Subsequently, Administration officials briefed Congress about Daqduq’s imminent release into Iraqi custody. Yet, they never mentioned that the Administration was considering charges, which were filed approximately two weeks later. Eight pages of charges, surely involving classified materials or evidence, would require more than two weeks to review, organize, and approve. This appears to indicate that either the Administration was purposefully withholding information from Congress or it had not done the due diligence required to file charges in a serious case against a dangerous terrorist. Furthermore, in the future, when the Administration claims that it is aggressively pursuing Daqduq, it will sound disingenuous since we know that he was only charged after he was released to another country. If the Administration was serious in pursuing Daqduq, officials had many years when they could have brought charges against him, yet the Administration waited until he was not available to prosecute.
Now an Iraqi court has cleared Daqduq of any criminal charges under Iraqi law and, as we and many other observers had feared, may be set free without being held to account for his crimes against the United States and its soldiers. As it appears Daqduq is on the verge of escaping justice, we again ask for information about the Administration’s plans for dealing with this situation.
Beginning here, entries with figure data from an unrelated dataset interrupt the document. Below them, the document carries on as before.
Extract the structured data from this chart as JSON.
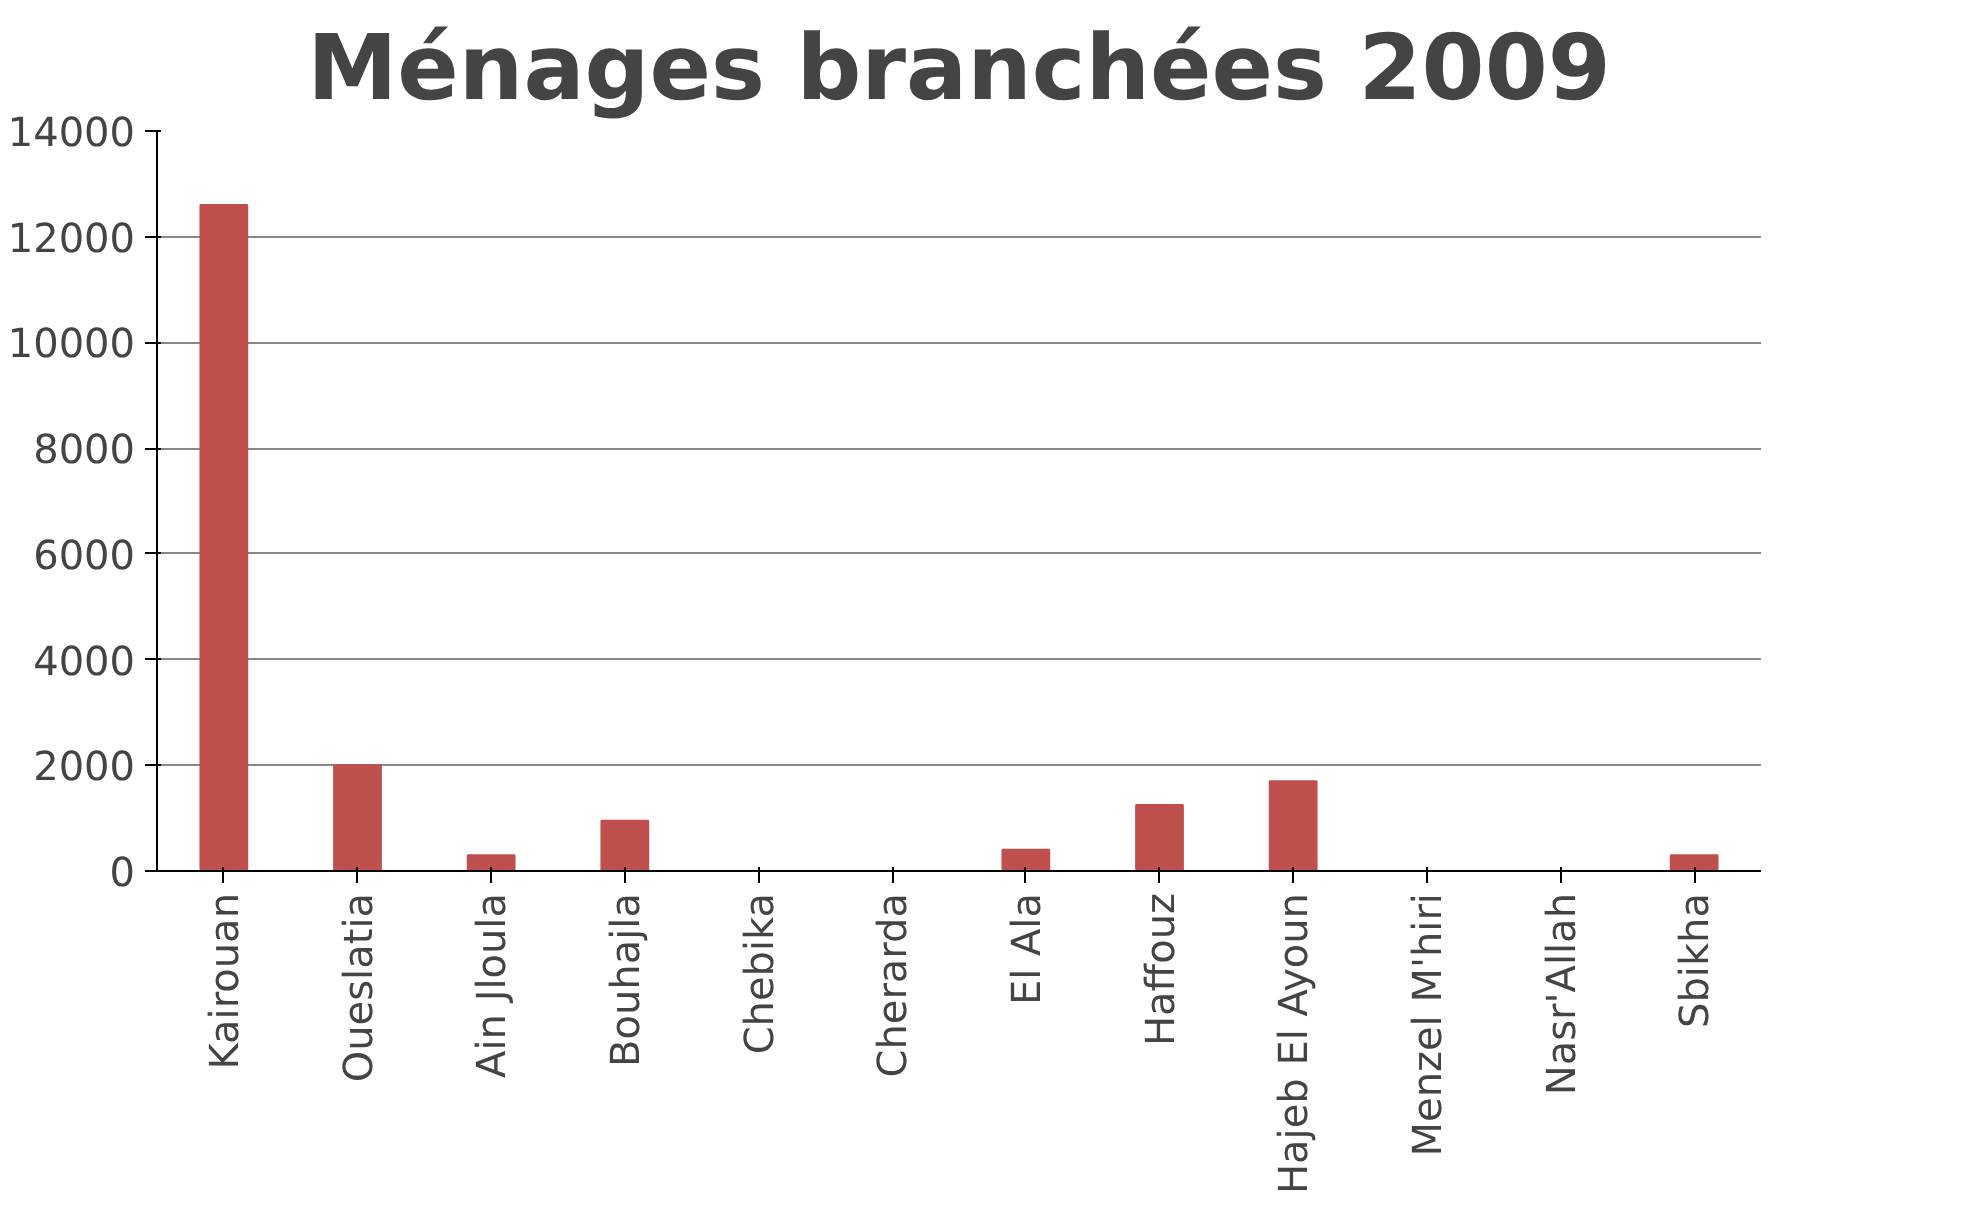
{
  "chart_data": {
    "type": "bar",
    "title": "Ménages branchées 2009",
    "categories": [
      "Kairouan",
      "Oueslatia",
      "Ain Jloula",
      "Bouhajla",
      "Chebika",
      "Cherarda",
      "El Ala",
      "Haffouz",
      "Hajeb El Ayoun",
      "Menzel M'hiri",
      "Nasr'Allah",
      "Sbikha"
    ],
    "values": [
      12600,
      2000,
      300,
      950,
      0,
      0,
      400,
      1250,
      1700,
      0,
      0,
      300
    ],
    "color": "#c0504d",
    "ylim": [
      0,
      14000
    ],
    "yticks": [
      0,
      2000,
      4000,
      6000,
      8000,
      10000,
      12000,
      14000
    ],
    "grid": "y"
  }
}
Accordingly, provide the following information:
• A copy of the military commission charging document filed against Daqduq;
• A list of who was involved in this decision and who was the final decision-maker;
• An explanation of when, if at all, the families of his U.S. victims were consulted about his prosecution;
• An explanation of whether Daqduq has been notified of the U.S. charges against him;
• A description of which components in the Administration have been, currently are, or expect to be involved in the Daqduq matter;
• A description of efforts to have Daqduq transferred into U.S. custody after he was charged, including whether any formal extradition request was made to the Iraqi government;
• A description of any conditions (such as transfer to a civilian court) required by the Iraqi government for extraditing Daqduq and the U.S. response to those conditions;
• An explanation of where Daqduq is expected to be held, if he were transferred into U.S. custody;
• A description of charges against Daqduq from any other country of which the Administration is aware;
• A description of whether and how the Administration assisted in Daqduq’s prosecution by the Iraqi government;
• An explanation of why briefers from the Administration failed to indicate that criminal charges were prepared but not presented to a military commission prior to turning Daqduq over to the Iraqi government.
• An assessment of why the Iraqi prosecution of Daqduq failed, including any problems with the Iraqi court’s willingness or capability to consider valid evidence provided by the United States, such as forensic evidence and statements made while in U.S. custody;
• A description of options the Administration is considering for next steps in the handling of Daqduq’s case; and,
• A description of Administration discussions with the Iraqi government about next steps in the handling of Daqduq’s case.
Given the serious consequences that could result from Daqduq’s release from Iraqi custody and the important issues raised regarding future decisions to turn over detainees to foreign governments, we appreciate your response no later than May 25, 2012.